Глухой рокот очередного самолета окутывает нас, огоньки на крыльях мигают сквозь крону ивы, скрываются за соломенной крышей.
— Раньше, — вздыхает доктор, — здесь была абсолютная тишина. Как в святилище. Я наслаждался полным отсутствием звуков, смаковал его, как смакуют коньяк, грея рюмку в ладони. Больше этому не бывать.
Его печаль трогает меня и как-то смягчает. Впервые я не чувствую себя условно освобожденным, поднадзорным. Собака поднимается и трусит в свою конуру. Мне хочется как-то утешить доктора.
— Во всяком случае, сад у вас в прекрасном состоянии.
— Для кого? И надолго ли? Мой сын преподает на Таити, после моей смерти он продаст этот дом… Мой дух будет наведываться к чете идиотов, которые давным-давно нацелились на это гнездышко, — добавляет он, показывая на соседний домик за дубами. — Знаете, из тех, что прирастают год от года, образцовая семейка, плодятся как кролики и собираются вместе на уикенд. Зимой используют для сгребания листьев агрегат с мотором вместо грабель, а в остальное время подстригают свои восемьсот квадратных метров газона трактором-косилкой. Здесь они выкорчуют деревья, а альпийскую горку подорвут динамитом, чтобы все было ровненько. Их идеал сада — поле для гольфа.
Низко опустив голову, он направляется к дому. Я иду следом.

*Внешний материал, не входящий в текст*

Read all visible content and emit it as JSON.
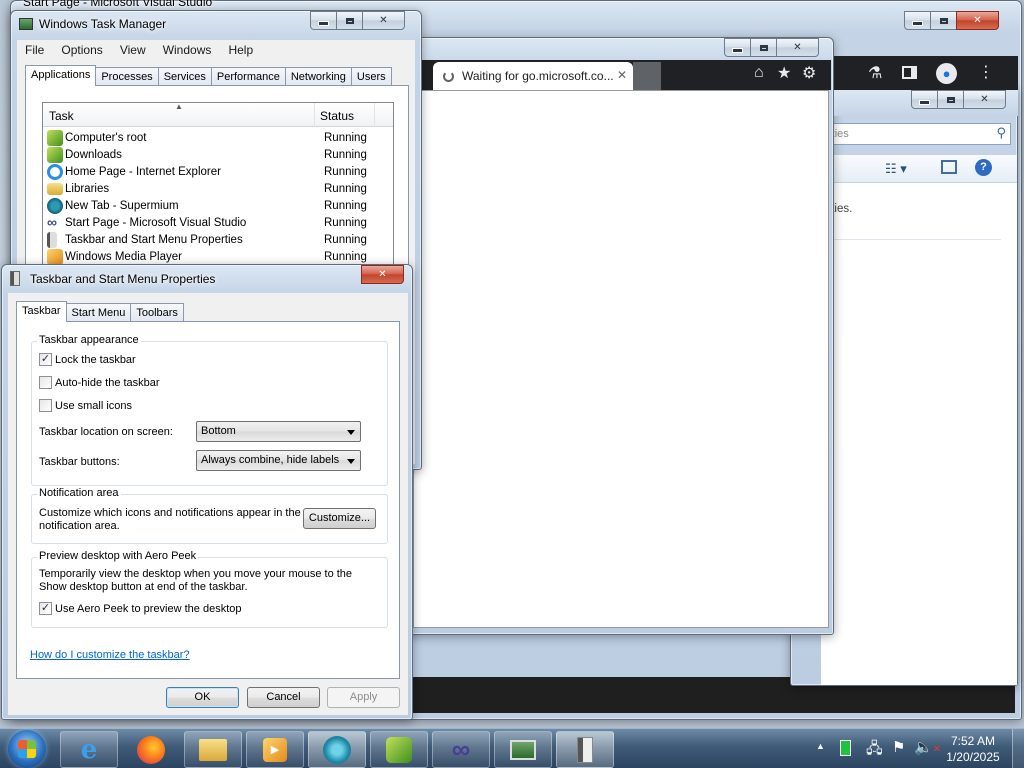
{
  "back_window_title": "Start Page - Microsoft Visual Studio",
  "explorer": {
    "search_placeholder_visible": "rties",
    "desc_fragment": "erties."
  },
  "browser": {
    "tab_title": "Waiting for go.microsoft.co..."
  },
  "task_manager": {
    "title": "Windows Task Manager",
    "menu": [
      "File",
      "Options",
      "View",
      "Windows",
      "Help"
    ],
    "tabs": [
      "Applications",
      "Processes",
      "Services",
      "Performance",
      "Networking",
      "Users"
    ],
    "columns": {
      "task": "Task",
      "status": "Status"
    },
    "rows": [
      {
        "task": "Computer's root",
        "status": "Running",
        "icon": "green-app-icon"
      },
      {
        "task": "Downloads",
        "status": "Running",
        "icon": "green-app-icon"
      },
      {
        "task": "Home Page - Internet Explorer",
        "status": "Running",
        "icon": "ie-icon"
      },
      {
        "task": "Libraries",
        "status": "Running",
        "icon": "folder-icon"
      },
      {
        "task": "New Tab - Supermium",
        "status": "Running",
        "icon": "supermium-icon"
      },
      {
        "task": "Start Page - Microsoft Visual Studio",
        "status": "Running",
        "icon": "visual-studio-icon"
      },
      {
        "task": "Taskbar and Start Menu Properties",
        "status": "Running",
        "icon": "taskbar-icon"
      },
      {
        "task": "Windows Media Player",
        "status": "Running",
        "icon": "media-player-icon"
      }
    ]
  },
  "props": {
    "title": "Taskbar and Start Menu Properties",
    "tabs": [
      "Taskbar",
      "Start Menu",
      "Toolbars"
    ],
    "appearance": {
      "title": "Taskbar appearance",
      "lock": {
        "label": "Lock the taskbar",
        "checked": true
      },
      "autohide": {
        "label": "Auto-hide the taskbar",
        "checked": false
      },
      "small_icons": {
        "label": "Use small icons",
        "checked": false
      },
      "location_label": "Taskbar location on screen:",
      "location_value": "Bottom",
      "buttons_label": "Taskbar buttons:",
      "buttons_value": "Always combine, hide labels"
    },
    "notification": {
      "title": "Notification area",
      "text": "Customize which icons and notifications appear in the notification area.",
      "button": "Customize..."
    },
    "peek": {
      "title": "Preview desktop with Aero Peek",
      "text": "Temporarily view the desktop when you move your mouse to the Show desktop button at end of the taskbar.",
      "checkbox": {
        "label": "Use Aero Peek to preview the desktop",
        "checked": true
      }
    },
    "help_link": "How do I customize the taskbar?",
    "buttons": {
      "ok": "OK",
      "cancel": "Cancel",
      "apply": "Apply"
    }
  },
  "taskbar": {
    "clock_time": "7:52 AM",
    "clock_date": "1/20/2025"
  },
  "colors": {
    "accent_blue": "#3c7fb1",
    "link": "#0066cc",
    "taskbar": "#3f5b78"
  }
}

— Вы есть хотите? — спрашивает он в кухне, с тоской глядя на пустую сковородку на плите.
— Нет. Орешков вполне достаточно.
— У меня есть еще соленые крендельки. И маслины.
Он берет с буфета бутылку бургундского, штопор, и мы возвращаемся к мягким подушкам у камина.
— Пока со мной была моя жена, здесь жилось как в раю. По крайней мере, я не обращал внимания на мелкие неудобства. Как оно вам? — осведомляется он, видя, что я пригубил вино.
— Отличное, — отвечаю я, чтобы не расстроить его еще сильнее.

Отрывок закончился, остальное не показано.